911 in American Culture by Unknown
Author:Unknown
Language: eng
Format: epub
ISBN: 9780759116344
Publisher: AltaMira Press
Published: 2013-07-12T04:00:00+00:00
You Ain’t Seen Nothing Yet, but Maybe Later: A Critical Focus on Shifting Images
Bert and Bin Laden show that it is impossible to keep an image in one culture as global access makes that uncontrollable. A critical culture of shifting image may ask for ways to transfer these images that say nothing into information. First, an education toward an image competence avoids a colonialization of other image cultures. An image has to be recognized and reconquered as a form of cultural knowledge and a means of participation. Viewers need the ability to contextualize the image as active spectators to become culturally competent. The aim is not find out what is the truth behind an image but to ask, Which images do others make invisible?
Image clusters have to be reframed and put into a critical discourse about how images are used to produce political and cultural meaning. This would enable a critical and non-hegemonic look at the political and social complex that infiltrates the field of vision. The image galleries of the WTC attack on the Web do not intend to provoke a critical or curious gaze. The whole complex of images related to the attack does not make meaning alone. So, they have to be filled with proposals for symbolical meaning to allow people to work with the images. As active spectators, we must come to an autonomous imagineering against economical and political interests. It is amazing that in the case of the WTC attack, people already have found a way to deal with the event through their own image productions via the Net. Viewers are encouraged to put unknown and unusual transformation of images in public space by collecting and rearranging these images. Viewers must be included as coproducers of cultural meaning. As situated viewers, we must repopulate space through recognizing its constitutive racial and sexual obstacles (Rogoff, The Production of Space, 1999, p. 22). Rogoff described space as constituted out of circulating capital and that obstacles never allow us to actually see what is there. We are not asking to “see” behind the image; we are asking what other images are behind the one that is visible.

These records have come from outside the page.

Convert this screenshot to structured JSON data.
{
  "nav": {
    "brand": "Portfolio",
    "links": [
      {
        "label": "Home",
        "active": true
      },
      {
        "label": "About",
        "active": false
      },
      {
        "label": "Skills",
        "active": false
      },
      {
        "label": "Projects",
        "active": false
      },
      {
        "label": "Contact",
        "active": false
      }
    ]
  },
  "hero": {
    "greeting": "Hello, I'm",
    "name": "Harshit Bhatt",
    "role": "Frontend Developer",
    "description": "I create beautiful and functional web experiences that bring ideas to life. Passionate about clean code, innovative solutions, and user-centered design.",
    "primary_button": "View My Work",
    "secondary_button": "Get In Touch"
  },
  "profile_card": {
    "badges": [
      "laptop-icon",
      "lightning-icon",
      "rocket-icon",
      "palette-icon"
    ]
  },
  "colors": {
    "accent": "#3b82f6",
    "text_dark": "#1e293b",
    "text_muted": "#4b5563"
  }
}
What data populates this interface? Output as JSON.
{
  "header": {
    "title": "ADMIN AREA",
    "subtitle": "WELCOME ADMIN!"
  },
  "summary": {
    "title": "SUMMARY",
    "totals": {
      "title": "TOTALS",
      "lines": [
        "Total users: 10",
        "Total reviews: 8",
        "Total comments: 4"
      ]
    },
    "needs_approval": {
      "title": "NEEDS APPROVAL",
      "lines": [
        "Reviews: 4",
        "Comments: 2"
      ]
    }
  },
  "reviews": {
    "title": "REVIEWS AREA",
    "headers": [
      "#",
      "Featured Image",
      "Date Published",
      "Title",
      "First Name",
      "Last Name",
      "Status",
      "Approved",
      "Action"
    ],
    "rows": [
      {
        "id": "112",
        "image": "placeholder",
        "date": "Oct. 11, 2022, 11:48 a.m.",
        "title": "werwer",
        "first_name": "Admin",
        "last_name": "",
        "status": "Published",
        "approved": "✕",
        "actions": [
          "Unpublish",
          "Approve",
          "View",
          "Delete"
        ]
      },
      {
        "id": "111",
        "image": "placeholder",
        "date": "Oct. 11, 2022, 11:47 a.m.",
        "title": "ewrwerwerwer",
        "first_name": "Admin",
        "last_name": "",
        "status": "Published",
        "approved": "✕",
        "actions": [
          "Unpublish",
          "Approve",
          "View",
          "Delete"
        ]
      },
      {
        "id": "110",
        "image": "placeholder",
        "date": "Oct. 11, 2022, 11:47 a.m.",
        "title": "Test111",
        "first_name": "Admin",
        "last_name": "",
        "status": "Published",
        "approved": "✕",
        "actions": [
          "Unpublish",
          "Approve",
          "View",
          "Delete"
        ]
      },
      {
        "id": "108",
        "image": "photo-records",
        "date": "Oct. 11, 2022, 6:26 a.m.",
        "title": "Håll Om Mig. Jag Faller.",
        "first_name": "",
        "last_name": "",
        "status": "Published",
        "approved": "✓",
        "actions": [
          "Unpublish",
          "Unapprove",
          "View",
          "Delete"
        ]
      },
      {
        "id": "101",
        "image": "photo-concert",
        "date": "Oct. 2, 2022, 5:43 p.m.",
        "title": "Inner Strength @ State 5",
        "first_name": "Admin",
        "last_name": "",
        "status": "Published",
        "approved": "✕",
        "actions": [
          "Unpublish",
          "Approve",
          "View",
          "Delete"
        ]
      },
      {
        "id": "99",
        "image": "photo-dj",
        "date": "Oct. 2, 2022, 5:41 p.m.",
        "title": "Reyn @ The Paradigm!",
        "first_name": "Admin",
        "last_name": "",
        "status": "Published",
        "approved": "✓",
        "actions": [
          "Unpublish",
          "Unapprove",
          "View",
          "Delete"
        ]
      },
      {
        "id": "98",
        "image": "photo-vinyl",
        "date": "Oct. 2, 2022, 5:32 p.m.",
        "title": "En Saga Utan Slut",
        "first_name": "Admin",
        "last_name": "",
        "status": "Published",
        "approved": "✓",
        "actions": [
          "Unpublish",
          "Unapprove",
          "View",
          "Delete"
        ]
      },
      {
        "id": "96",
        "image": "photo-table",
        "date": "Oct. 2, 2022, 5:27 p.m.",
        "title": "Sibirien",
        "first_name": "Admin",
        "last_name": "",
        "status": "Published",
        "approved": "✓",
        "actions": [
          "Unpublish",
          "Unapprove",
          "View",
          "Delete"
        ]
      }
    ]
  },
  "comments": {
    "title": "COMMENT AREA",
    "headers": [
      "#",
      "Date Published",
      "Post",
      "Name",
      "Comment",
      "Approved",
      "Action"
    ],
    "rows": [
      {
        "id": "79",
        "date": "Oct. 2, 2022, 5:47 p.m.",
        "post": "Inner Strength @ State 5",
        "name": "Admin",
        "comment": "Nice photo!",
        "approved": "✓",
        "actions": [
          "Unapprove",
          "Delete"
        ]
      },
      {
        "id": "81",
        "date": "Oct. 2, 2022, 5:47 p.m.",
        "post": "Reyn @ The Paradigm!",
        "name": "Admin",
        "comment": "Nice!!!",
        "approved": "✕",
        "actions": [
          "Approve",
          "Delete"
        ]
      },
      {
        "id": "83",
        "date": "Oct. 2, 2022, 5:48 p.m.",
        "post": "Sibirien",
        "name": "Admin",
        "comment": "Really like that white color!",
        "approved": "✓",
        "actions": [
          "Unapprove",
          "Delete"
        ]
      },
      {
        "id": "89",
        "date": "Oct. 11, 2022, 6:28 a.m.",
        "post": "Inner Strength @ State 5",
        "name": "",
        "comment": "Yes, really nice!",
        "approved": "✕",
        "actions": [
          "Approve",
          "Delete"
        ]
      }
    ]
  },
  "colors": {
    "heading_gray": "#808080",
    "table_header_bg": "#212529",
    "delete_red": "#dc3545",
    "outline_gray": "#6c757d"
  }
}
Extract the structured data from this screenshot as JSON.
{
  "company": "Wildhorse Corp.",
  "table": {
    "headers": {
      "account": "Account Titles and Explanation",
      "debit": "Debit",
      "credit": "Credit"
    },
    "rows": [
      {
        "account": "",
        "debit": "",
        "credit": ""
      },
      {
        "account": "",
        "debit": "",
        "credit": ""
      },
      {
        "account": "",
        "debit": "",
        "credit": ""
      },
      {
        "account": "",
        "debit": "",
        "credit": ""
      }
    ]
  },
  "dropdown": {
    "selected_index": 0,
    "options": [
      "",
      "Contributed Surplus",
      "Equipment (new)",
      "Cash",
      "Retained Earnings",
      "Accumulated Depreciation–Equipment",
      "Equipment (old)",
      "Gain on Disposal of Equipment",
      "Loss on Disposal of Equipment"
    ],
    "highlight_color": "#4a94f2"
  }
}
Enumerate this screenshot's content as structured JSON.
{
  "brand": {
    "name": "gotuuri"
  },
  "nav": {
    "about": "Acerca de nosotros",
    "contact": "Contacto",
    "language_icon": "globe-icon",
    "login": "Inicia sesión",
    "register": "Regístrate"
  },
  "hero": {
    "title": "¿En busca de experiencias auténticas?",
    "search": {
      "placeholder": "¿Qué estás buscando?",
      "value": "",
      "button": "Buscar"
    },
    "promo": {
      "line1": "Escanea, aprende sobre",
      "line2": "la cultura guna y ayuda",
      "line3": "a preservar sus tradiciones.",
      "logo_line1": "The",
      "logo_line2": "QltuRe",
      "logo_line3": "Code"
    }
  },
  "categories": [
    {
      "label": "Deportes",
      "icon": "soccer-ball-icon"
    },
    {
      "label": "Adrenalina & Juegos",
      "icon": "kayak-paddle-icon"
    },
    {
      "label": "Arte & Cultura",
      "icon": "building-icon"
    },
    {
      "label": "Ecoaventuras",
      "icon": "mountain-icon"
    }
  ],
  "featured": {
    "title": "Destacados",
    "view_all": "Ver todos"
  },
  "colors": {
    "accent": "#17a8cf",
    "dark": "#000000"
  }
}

One approach would be to watch and encode the politics of visibility that deny the transparency of events because they are embedded into discourses of power. Images cover other images. Censorship is no longer the basic strategy to prevent specific images to get visible. Now, an overvisibility of a controlled imagery causes an information overload that chokes questions for the other possible images. A critique of the current image culture has to refer to this shifting image. The constant process of moving the boundaries of visibility should be followed to transform these enigmatic images into cultural knowledge that may question the politics of visibility.